Dennis Ritchie was an American computer scientist who created the C programming language and the Unix operating system. He also was one of the authors (the ‘R’) of the famous in K&R C book. The first edition of this book was published in 1978 and it was the first widely available book on the C programming language. It is one of the first books I read about programming and I still think it is one of the best.
While some people enjoy reading a book like K&R C to learn a new language (and I certainly did back in the days), I now think reading text books about new programming languages is not the most effective way of learning a new language. Although it may still be the most effective way for learning your first language, because everything is new and you need a thorough understanding of the concepts, I think there may be more effective ways for learning your second, third or fourth programming language.
It was when the world wide web became a commodity that programming books lost there use as a reference, even for code examples. This changed the nature of programming books. I notice most programmers today do not (know how to) implement from documentation. They use implementation examples that they copy/paste from code they find using Google and Koders.

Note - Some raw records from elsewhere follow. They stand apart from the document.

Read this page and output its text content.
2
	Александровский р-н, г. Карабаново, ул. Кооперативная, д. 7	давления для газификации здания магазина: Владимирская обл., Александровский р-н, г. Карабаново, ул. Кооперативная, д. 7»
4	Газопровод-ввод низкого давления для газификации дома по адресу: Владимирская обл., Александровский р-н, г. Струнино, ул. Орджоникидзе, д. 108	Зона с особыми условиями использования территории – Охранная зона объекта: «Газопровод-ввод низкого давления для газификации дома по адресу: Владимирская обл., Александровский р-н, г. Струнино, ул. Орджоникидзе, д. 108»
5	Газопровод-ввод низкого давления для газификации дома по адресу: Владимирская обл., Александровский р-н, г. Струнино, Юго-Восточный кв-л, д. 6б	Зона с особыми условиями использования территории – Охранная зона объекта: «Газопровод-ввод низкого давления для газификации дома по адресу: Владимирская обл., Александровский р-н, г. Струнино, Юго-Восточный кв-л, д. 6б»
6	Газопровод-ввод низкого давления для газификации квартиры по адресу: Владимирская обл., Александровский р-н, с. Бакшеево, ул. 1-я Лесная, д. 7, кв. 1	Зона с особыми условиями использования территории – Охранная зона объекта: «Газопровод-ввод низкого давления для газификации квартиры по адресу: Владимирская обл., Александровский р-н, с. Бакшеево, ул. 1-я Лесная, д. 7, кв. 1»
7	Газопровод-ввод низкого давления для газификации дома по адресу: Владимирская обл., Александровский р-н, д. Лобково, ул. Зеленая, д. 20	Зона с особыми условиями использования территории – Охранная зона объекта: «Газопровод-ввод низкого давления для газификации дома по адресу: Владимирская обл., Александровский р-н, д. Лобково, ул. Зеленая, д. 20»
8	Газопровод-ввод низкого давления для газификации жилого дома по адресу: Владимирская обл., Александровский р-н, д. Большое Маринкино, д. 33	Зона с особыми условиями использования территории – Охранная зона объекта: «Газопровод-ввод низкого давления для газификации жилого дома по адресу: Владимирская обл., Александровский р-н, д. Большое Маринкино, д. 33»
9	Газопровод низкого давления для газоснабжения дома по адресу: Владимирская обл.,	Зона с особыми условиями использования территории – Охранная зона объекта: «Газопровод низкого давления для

Another concept in programming books is taking advantage of prior knowledge. I remember it was a delight to learn C++ from a book titled “from C to C++”. The author assumed the reader knew everything about C and only discussed the differences, therefor not wasting the readers precious time.
This idea is also the basis for a (relatively) new phenomenon: interactive web applications that behave as language tutors. It learns you programming by example and it allows you to progress at your own speed. Learning by example skips a lot of the theory and this is why I don’t know how well it will work for real beginners, but for programmers that already know a few languages it is a fun and fast way to learn. I made a list of good (free) interactive language tutorials online:
- Javascript: Codecademy Javascript
- Regular Expression: RegexOne
- SQL: SQLzoo
- Ruby: Try Ruby
- Python: Try Python (Runs on Linux using Moonlight 2)
- Haskell: Try Haskell
- Scala: Simply Scala
- PHP: W3Schools
- CSS: CSS 101
Even though you should try all of the above, there may be one “traditional” text-book that you should read. It is the free and very well written book Eloquent JavaScript by Marijn Haverbeke.